Seventh - When the techs and nurses leave you in the room by yourself for a long time, your imagination starts to run wild and you imagine yourself in a "ER" or "Grey's Anatomy" episode as one of those dumb patients that comes in with seemingly innocuous symptoms that turns out to be something major and if any of the techs, nurses, and doctors have wildly dramatic lives like the characters on those shows.

Eighth - It's not the prick or the drawing of blood that hurts the most.  It's after they take the needle out that your hand hurts like a mofo.  But then you take off the bandage a couple of hours later expecting to see a huge gaping hole that is still bleeding, and realize that the prick in your epidural layer is so minuscule you would need a microscope to actually see it and feel very foolish.

Everything ended up absolutely fine - they diagnosed me with heartburn/acid reflux, which is what I thought it was.  All is well.

Tuesday, June 15, 2010

200th Post + Changes

This officially marks my 200th post in my little blogging experiment.  I can't believe that I have two full years plus some months of blogging behind me.  That's crazy.  But I love it and am shocked and awed when people tell me that they've read it - the fact that you would take time out of your day to regale yourself with my incoherent ramblings and musings on all sorts of random things humbles me, truly.

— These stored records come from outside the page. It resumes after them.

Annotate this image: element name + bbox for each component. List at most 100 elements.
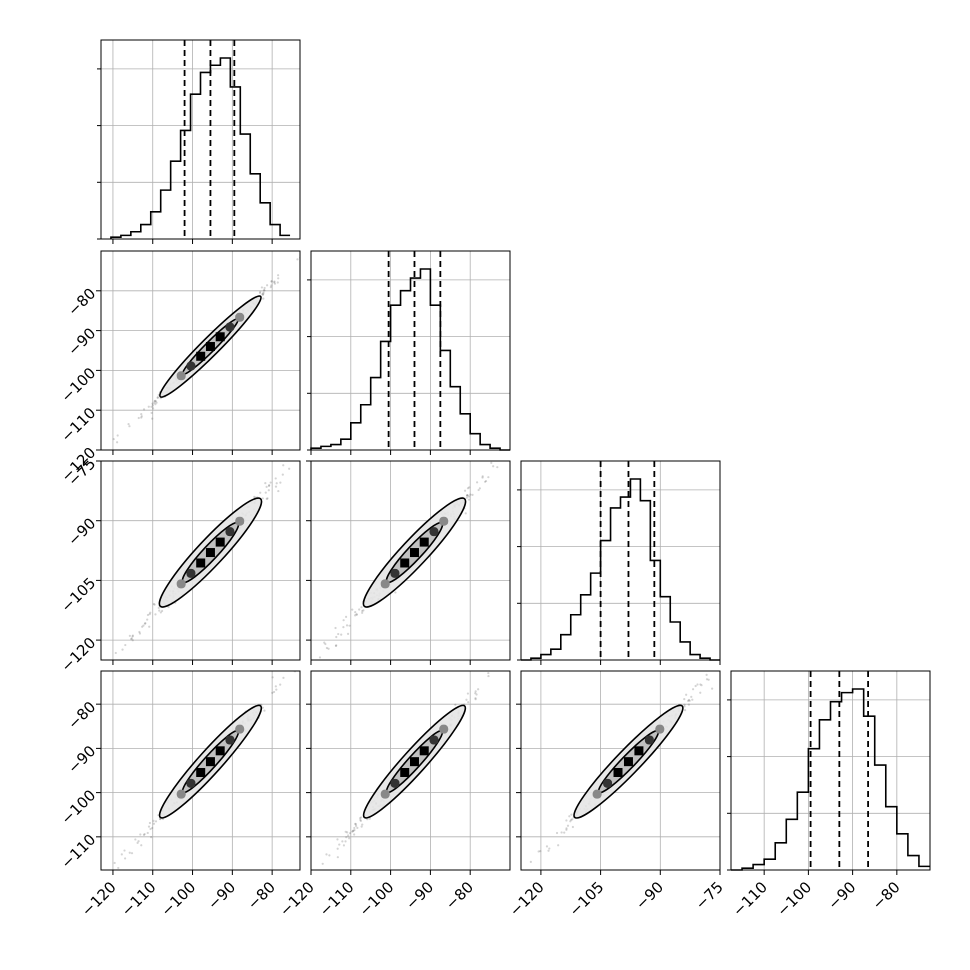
panel-frame	[100, 460, 301, 661]
sample-point	[144, 622, 147, 625]
x-tick-label: −120	[506, 878, 548, 920]
sample-point	[478, 487, 481, 490]
sample-point	[264, 482, 267, 485]
sample-point	[711, 687, 714, 690]
sample-point	[534, 626, 536, 628]
sample-point	[161, 609, 164, 613]
density-core	[613, 767, 623, 777]
density-core	[176, 371, 186, 381]
sample-point	[265, 497, 268, 501]
sample-point	[152, 822, 156, 825]
sample-point	[128, 634, 131, 637]
x-tick-label: −90	[824, 878, 859, 913]
density-core	[235, 724, 245, 734]
sample-point	[351, 608, 354, 611]
panel-frame	[520, 670, 721, 871]
sample-point	[466, 494, 469, 497]
sample-point	[570, 818, 573, 822]
sample-point	[167, 605, 170, 609]
sample-point	[154, 820, 158, 823]
sample-point	[159, 611, 162, 614]
sample-point	[120, 853, 123, 856]
sample-point	[571, 818, 574, 821]
sample-point	[465, 496, 468, 499]
sample-point	[469, 493, 472, 496]
sample-point	[281, 473, 284, 476]
sample-point	[267, 484, 271, 488]
sample-point	[563, 831, 566, 834]
density-core	[186, 778, 196, 788]
sample-point	[523, 436, 525, 438]
sample-point	[467, 701, 470, 704]
density-core	[603, 778, 613, 788]
density-core	[176, 579, 186, 589]
panel-frame	[310, 460, 511, 661]
sample-point	[318, 656, 322, 659]
sample-point	[359, 818, 362, 821]
sample-point	[277, 489, 280, 493]
sample-point	[140, 415, 143, 418]
sample-point	[141, 625, 144, 628]
sample-point	[296, 666, 298, 668]
sample-point	[154, 403, 157, 406]
sample-point	[475, 693, 478, 696]
sample-point	[346, 831, 349, 834]
sample-point	[293, 667, 295, 669]
sample-point	[691, 688, 695, 691]
sample-point	[140, 416, 143, 419]
sample-point	[325, 646, 329, 650]
sample-point	[138, 632, 142, 635]
density-core	[419, 537, 429, 547]
sample-point	[136, 841, 139, 845]
sample-point	[705, 678, 709, 681]
sample-point	[743, 642, 745, 644]
sample-point	[158, 609, 161, 612]
sample-point	[128, 851, 131, 854]
sample-point	[477, 688, 480, 691]
sample-point	[487, 671, 490, 675]
sample-point	[705, 673, 708, 677]
sample-point	[321, 862, 324, 865]
sample-point	[353, 828, 356, 832]
sample-point	[465, 494, 469, 497]
sample-point	[344, 840, 347, 843]
sample-point	[261, 293, 264, 296]
y-tick-label: −120	[58, 634, 100, 676]
x-tick-label: −110	[118, 878, 160, 920]
sample-point	[471, 493, 474, 496]
sample-point	[353, 826, 356, 830]
sample-point	[490, 461, 493, 464]
sample-point	[555, 831, 559, 835]
sample-point	[683, 703, 686, 706]
panel-body	[113, 666, 298, 870]
sample-point	[539, 850, 542, 853]
sample-point	[700, 684, 703, 687]
sample-point	[275, 688, 278, 691]
sample-point	[335, 644, 338, 647]
sample-point	[269, 481, 272, 484]
sample-point	[282, 676, 285, 679]
sample-point	[253, 495, 256, 498]
density-core	[225, 735, 235, 745]
y-tick-label: −110	[58, 830, 100, 872]
sample-point	[274, 685, 277, 688]
sample-point	[688, 699, 691, 702]
sample-point	[351, 830, 354, 833]
sample-point	[262, 297, 265, 300]
sample-point	[325, 853, 328, 856]
density-core	[380, 579, 390, 589]
sample-point	[464, 512, 467, 515]
histogram-0	[110, 57, 291, 239]
sample-point	[274, 485, 278, 488]
sample-point	[687, 699, 690, 703]
sample-point	[116, 434, 119, 437]
panel-3-2: −120 −105 −90 −75	[506, 642, 745, 920]
sample-point	[355, 613, 358, 616]
sample-point	[275, 482, 278, 485]
sample-point	[154, 400, 158, 403]
sample-point	[474, 698, 477, 701]
sample-point	[156, 396, 159, 399]
sample-point	[477, 488, 480, 492]
density-core	[196, 351, 206, 361]
sample-point	[354, 823, 357, 826]
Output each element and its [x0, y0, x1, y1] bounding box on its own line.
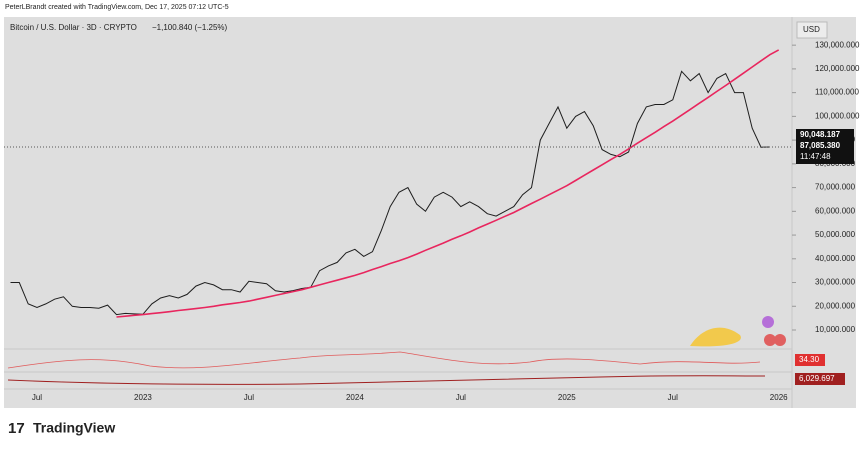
event-icon: [774, 334, 786, 346]
y-tick-label: 20,000.000: [815, 301, 856, 310]
brand: TradingView: [33, 420, 115, 436]
currency: USD: [803, 25, 820, 34]
y-tick-label: 130,000.000: [815, 40, 860, 49]
indicator-line: [7, 351, 761, 369]
x-tick-label: Jul: [244, 393, 254, 402]
curve-line: [116, 49, 780, 318]
indicator-tag-text: 6,029.697: [799, 374, 835, 383]
indicator-tag: [795, 354, 825, 366]
price-line: [10, 70, 770, 316]
x-tick-label: 2025: [558, 393, 576, 402]
x-tick-label: 2024: [346, 393, 364, 402]
currency-box: [796, 21, 828, 39]
y-tick-label: 10,000.000: [815, 325, 856, 334]
indicator-line: [7, 375, 766, 385]
price-tag-text: 87,085.380: [800, 141, 841, 150]
x-tick-label: Jul: [32, 393, 42, 402]
y-tick-label: 120,000.000: [815, 64, 860, 73]
brand-logo-mark: 17: [8, 420, 25, 437]
event-icon: [762, 316, 774, 328]
y-tick-label: 40,000.000: [815, 254, 856, 263]
y-tick-label: 30,000.000: [815, 278, 856, 287]
header: PeterLBrandt created with TradingView.co…: [5, 4, 229, 11]
indicator-tag: [795, 373, 845, 385]
y-tick-label: 110,000.000: [815, 88, 859, 97]
indicator-tag-text: 34.30: [799, 355, 820, 364]
x-tick-label: 2023: [134, 393, 152, 402]
y-tick-label: 100,000.000: [815, 111, 860, 120]
y-tick-label: 70,000.000: [815, 183, 856, 192]
banana-icon: [690, 327, 741, 347]
price-change: −1,100.840 (−1.25%): [152, 23, 228, 32]
y-tick-label: 50,000.000: [815, 230, 856, 239]
event-icon: [764, 334, 776, 346]
price-tag-text: 90,048.187: [800, 130, 841, 139]
x-tick-label: 2026: [770, 393, 788, 402]
y-tick-label: 60,000.000: [815, 206, 856, 215]
price-tag-text: 11:47:48: [800, 152, 831, 161]
x-tick-label: Jul: [668, 393, 678, 402]
price-tag: [796, 129, 854, 164]
chart-title: Bitcoin / U.S. Dollar · 3D · CRYPTO: [10, 23, 137, 32]
x-tick-label: Jul: [456, 393, 466, 402]
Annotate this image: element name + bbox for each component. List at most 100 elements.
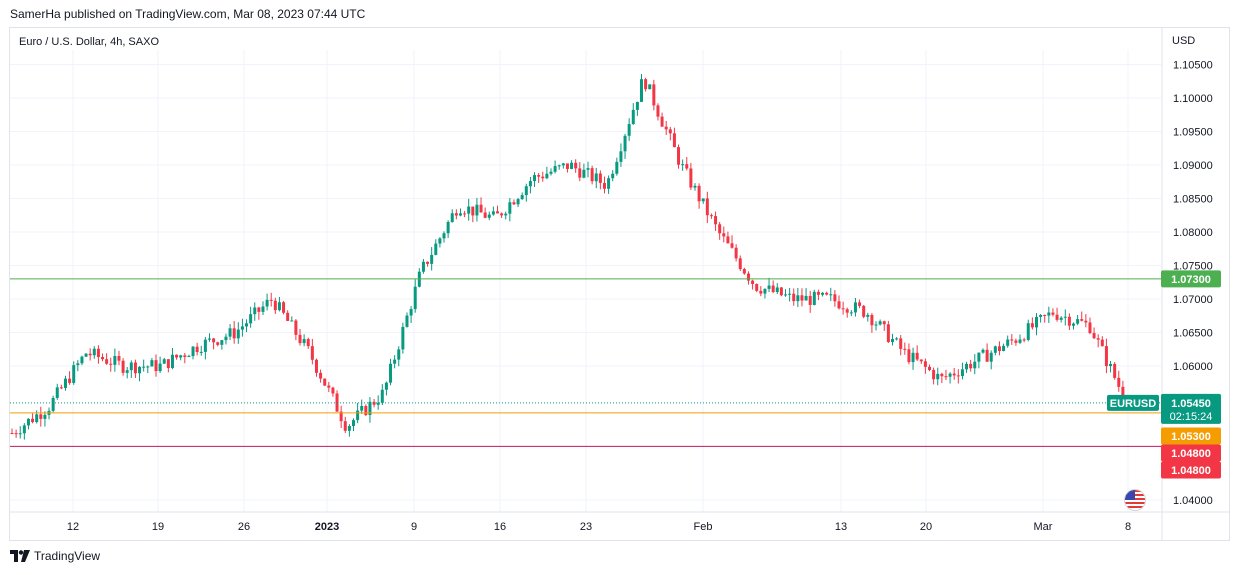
candle-body [697,185,701,202]
candle-body [68,378,72,383]
candle-body [495,211,499,214]
symbol-tag-bg [1107,394,1159,411]
candle-body [545,173,549,179]
y-tick-label: 1.04000 [1173,495,1213,507]
candle-body [405,315,409,327]
candle-body [290,320,294,322]
candle-body [146,366,150,368]
candle-body [142,366,146,368]
candle-body [467,206,471,214]
candle-body [960,369,964,377]
candle-body [1113,363,1117,378]
candle-body [812,291,816,305]
candle-body [730,243,734,248]
candle-body [1043,314,1047,316]
candle-body [125,370,129,373]
candle-body [421,261,425,272]
candle-body [574,162,578,169]
candle-body [734,247,738,259]
candle-body [981,349,985,353]
candle-body [236,329,240,339]
candle-body [347,425,351,431]
candle-body [751,280,755,285]
us-flag-icon[interactable] [1124,489,1146,511]
candle-body [837,301,841,309]
candle-body [380,389,384,403]
candle-body [442,233,446,239]
footer-brand[interactable]: TradingView [10,549,100,563]
candle-body [1072,323,1076,326]
candle-body [51,397,55,411]
candle-body [746,273,750,281]
candle-body [491,211,495,215]
candle-body [1030,323,1034,328]
level-label-red-2: 1.04800 [1171,465,1211,477]
candle-body [376,402,380,405]
candle-body [849,312,853,314]
y-tick-label: 1.09500 [1173,127,1213,139]
candle-body [932,369,936,380]
candle-body [43,414,47,419]
countdown: 02:15:24 [1170,411,1213,423]
x-tick-label: 19 [152,521,164,533]
candle-body [84,353,88,357]
candle-body [677,147,681,165]
candle-body [183,355,187,357]
candle-body [742,269,746,274]
candle-body [882,321,886,325]
candle-body [878,321,882,325]
level-label-red-1-bg [1161,444,1221,462]
candle-body [10,433,14,434]
candle-body [615,161,619,174]
candle-body [133,362,137,374]
candle-body [660,116,664,127]
candle-body [302,339,306,344]
current-price: 1.05450 [1171,398,1211,410]
candle-body [207,338,211,340]
candle-body [351,420,355,426]
candle-body [1088,322,1092,334]
candle-body [709,215,713,217]
candle-body [1055,314,1059,320]
candle-body [360,406,364,411]
candle-body [923,361,927,367]
candle-body [890,338,894,343]
candle-body [1092,333,1096,339]
candle-body [672,133,676,148]
candle-body [804,295,808,301]
candle-body [853,302,857,313]
candle-body [598,173,602,183]
candle-body [500,213,504,216]
candle-body [611,173,615,179]
candle-body [105,359,109,364]
candle-body [508,202,512,214]
x-tick-label: 26 [238,521,250,533]
x-tick-label: 13 [835,521,847,533]
candle-body [582,169,586,178]
candle-body [1039,314,1043,317]
candle-body [162,359,166,364]
x-tick-label: 12 [67,521,79,533]
candle-body [26,418,30,426]
candle-body [450,213,454,222]
candle-body [14,433,18,435]
candle-body [940,373,944,377]
candle-body [664,126,668,130]
candle-body [216,342,220,345]
x-tick-label: 20 [920,521,932,533]
level-label-green: 1.07300 [1171,274,1211,286]
candle-body [701,198,705,202]
candle-body [310,346,314,360]
candle-body [1100,339,1104,347]
candle-body [1010,339,1014,341]
candle-body [409,309,413,316]
candle-body [327,385,331,388]
candle-body [80,356,84,364]
candle-body [1121,386,1125,400]
candle-body [845,309,849,313]
candle-body [936,373,940,380]
candle-body [129,362,133,371]
candle-body [294,320,298,335]
time-axis: 12 19 26 2023 9 16 23 Feb 13 20 Mar 8 [67,521,1131,533]
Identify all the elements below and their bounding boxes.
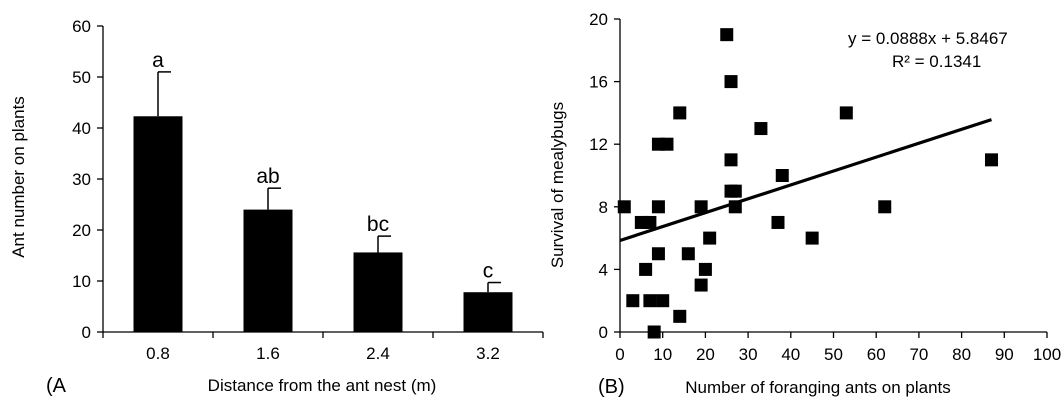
chart-b: 0 4 8 12 16 20 0 10 20 30 40 50 60 70 80 90 100 y = 0.0… [548, 10, 1061, 398]
chart-a: 0 10 20 30 40 50 60 a ab bc c 0.8 1.6 2.4 3.2 Ant nu… [9, 17, 544, 397]
chart-b-x-axis-title: Number of foranging ants on plants [685, 378, 951, 397]
chart-b-x-tick-label: 100 [1033, 345, 1061, 364]
chart-b-point [643, 215, 657, 229]
chart-b-point [698, 262, 712, 276]
chart-a-error-bars [157, 71, 501, 293]
chart-b-x-tick-label: 50 [824, 345, 843, 364]
chart-a-panel-label: (A [46, 375, 67, 397]
chart-b-x-ticks: 0 10 20 30 40 50 60 70 80 90 100 [615, 332, 1061, 364]
chart-b-point [694, 200, 708, 214]
chart-b-point [651, 247, 665, 261]
chart-b-point [703, 231, 717, 245]
chart-b-x-tick-label: 90 [995, 345, 1014, 364]
chart-b-point [626, 294, 640, 308]
chart-b-x-tick-label: 10 [653, 345, 672, 364]
chart-b-point [639, 262, 653, 276]
chart-b-x-tick-label: 80 [952, 345, 971, 364]
chart-b-point [694, 278, 708, 292]
chart-a-y-tick-label: 40 [72, 119, 91, 138]
chart-a-y-tick-label: 20 [72, 221, 91, 240]
chart-a-y-tick-label: 30 [72, 170, 91, 189]
chart-a-y-tick-label: 10 [72, 272, 91, 291]
chart-b-point [724, 153, 738, 167]
chart-b-point [805, 231, 819, 245]
chart-a-x-tick-label: 1.6 [256, 344, 280, 363]
chart-b-point [984, 153, 998, 167]
chart-b-points [617, 28, 998, 339]
chart-b-x-tick-label: 60 [867, 345, 886, 364]
chart-a-x-tick-label: 2.4 [366, 344, 390, 363]
chart-a-significance-letters: a ab bc c [152, 49, 493, 283]
chart-b-point [617, 200, 631, 214]
chart-a-bar [243, 209, 293, 332]
chart-b-point [878, 200, 892, 214]
chart-a-significance-letter: bc [367, 213, 389, 236]
chart-a-y-tick-label: 50 [72, 68, 91, 87]
chart-a-x-tick-label: 3.2 [476, 344, 500, 363]
chart-b-y-tick-label: 4 [599, 260, 608, 279]
chart-b-point [771, 215, 785, 229]
chart-b-point [673, 309, 687, 323]
chart-b-panel-label: (B) [598, 376, 625, 398]
chart-b-equation: y = 0.0888x + 5.8467 [848, 29, 1008, 48]
chart-b-x-tick-label: 40 [781, 345, 800, 364]
chart-a-significance-letter: a [152, 49, 164, 72]
chart-b-point [720, 28, 734, 42]
chart-b-point [651, 200, 665, 214]
chart-b-y-axis-title: Survival of mealybugs [548, 102, 567, 268]
chart-b-point [673, 106, 687, 120]
chart-b-x-tick-label: 30 [739, 345, 758, 364]
chart-b-y-tick-label: 20 [589, 10, 608, 29]
chart-a-y-tick-label: 60 [72, 17, 91, 36]
chart-b-y-tick-label: 12 [589, 135, 608, 154]
chart-b-point [681, 247, 695, 261]
chart-a-y-ticks: 0 10 20 30 40 50 60 [72, 17, 103, 342]
chart-b-point [754, 122, 768, 136]
chart-a-x-tick-label: 0.8 [146, 344, 170, 363]
chart-a-bar [133, 116, 183, 333]
chart-a-y-axis-title: Ant number on plants [9, 96, 28, 258]
chart-b-point [647, 325, 661, 339]
chart-a-bar [353, 252, 403, 332]
chart-b-x-tick-label: 0 [615, 345, 624, 364]
chart-a-x-axis-title: Distance from the ant nest (m) [208, 376, 437, 395]
chart-b-point [839, 106, 853, 120]
chart-a-x-ticks: 0.8 1.6 2.4 3.2 [102, 332, 544, 363]
chart-a-bar [463, 292, 513, 332]
chart-b-y-tick-label: 8 [599, 198, 608, 217]
chart-b-point [775, 169, 789, 182]
chart-b-y-tick-label: 16 [589, 73, 608, 92]
chart-a-significance-letter: c [483, 260, 494, 283]
chart-b-point [724, 75, 738, 89]
chart-b-point [660, 137, 674, 151]
chart-b-trendline [619, 118, 992, 243]
chart-b-point [656, 294, 670, 308]
chart-b-x-tick-label: 70 [909, 345, 928, 364]
chart-b-r-squared: R² = 0.1341 [892, 52, 981, 71]
chart-a-bars [133, 116, 513, 333]
chart-a-significance-letter: ab [256, 165, 279, 188]
chart-b-y-tick-label: 0 [599, 323, 608, 342]
chart-b-point [728, 184, 742, 198]
chart-b-x-tick-label: 20 [696, 345, 715, 364]
chart-a-y-tick-label: 0 [82, 323, 91, 342]
chart-b-y-ticks: 0 4 8 12 16 20 [589, 10, 620, 342]
chart-b-point [643, 294, 657, 308]
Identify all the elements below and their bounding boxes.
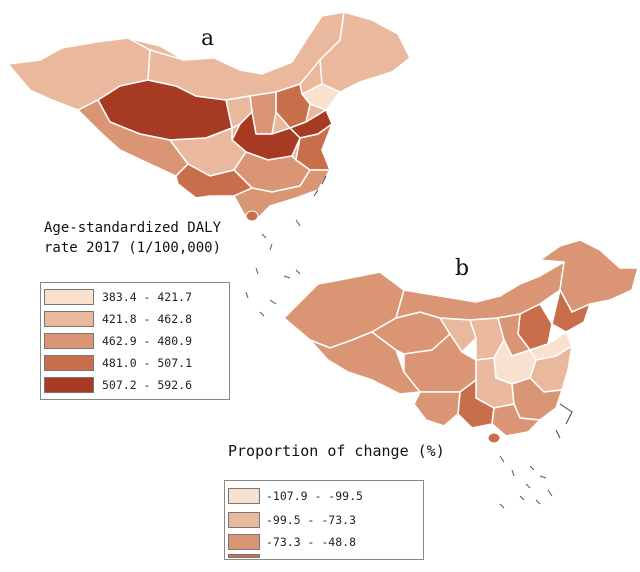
- legend-a-label: 421.8 - 462.8: [102, 312, 193, 326]
- panel-b-label: b: [455, 256, 470, 281]
- legend-b-swatch: [228, 512, 260, 528]
- legend-a-swatch: [44, 289, 94, 305]
- legend-a-label: 507.2 - 592.6: [102, 378, 193, 392]
- legend-a-label: 462.9 - 480.9: [102, 334, 193, 348]
- legend-a-swatch: [44, 355, 94, 371]
- legend-b-swatch: [228, 554, 260, 558]
- map-b-region-hainan: [487, 432, 501, 444]
- map-a-region-hainan: [245, 210, 259, 222]
- map-a-south-china-sea-islands: [245, 219, 301, 317]
- map-a-region-south-coast: [232, 169, 332, 224]
- map-b-region-inner-mongolia: [379, 260, 565, 321]
- legend-a-swatch: [44, 377, 94, 393]
- china-map-daly-rate: [6, 11, 411, 317]
- map-b-region-gansu: [438, 317, 477, 354]
- legend-a-box: [40, 282, 230, 400]
- map-b-coastline: [555, 403, 573, 439]
- legend-a-label: 481.0 - 507.1: [102, 356, 193, 370]
- legend-b-label: -99.5 - -73.3: [266, 513, 357, 527]
- legend-b-label: -107.9 - -99.5: [266, 489, 363, 503]
- figure-canvas: [6, 11, 639, 509]
- map-a-region-liaoning: [300, 83, 342, 111]
- legend-b-label: -73.3 - -48.8: [266, 535, 357, 549]
- map-b-south-china-sea-islands: [499, 455, 553, 509]
- china-map-proportion-change: [282, 239, 639, 509]
- map-a-region-northeast: [319, 11, 411, 93]
- panel-a-label: a: [201, 26, 215, 51]
- map-a-region-hebei: [275, 83, 311, 129]
- legend-b-swatch: [228, 534, 260, 550]
- map-a-coastline: [313, 175, 327, 197]
- legend-a-swatch: [44, 333, 94, 349]
- legend-a-label: 383.4 - 421.7: [102, 290, 193, 304]
- legend-b-title: Proportion of change (%): [228, 442, 445, 460]
- legend-a-swatch: [44, 311, 94, 327]
- map-b-region-guangdong: [491, 403, 542, 437]
- legend-a-title-line1: Age-standardized DALY: [44, 220, 222, 236]
- legend-b-swatch: [228, 488, 260, 504]
- map-b-region-yunnan: [413, 391, 461, 427]
- legend-a-title-line2: rate 2017 (1/100,000): [44, 240, 222, 256]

I've also bitten the bullet and changed my beloved blog template to this new design.  I've also tried to shake things up on the sidebar level, mainly by moving my blog archives and blogroll up a couple of notches and all the other content down a few.  I've also cleaned up some of the blogroll - from time to time I update it with new blogs and delete others that haven't posted in a while in order to not have it become so unwieldy that it looks cluttered - because I read a lot of blogs :).

So leave me a comment and let me know what you think of this new design and this little blogging experiment itself!  And thanks again for taking time to read!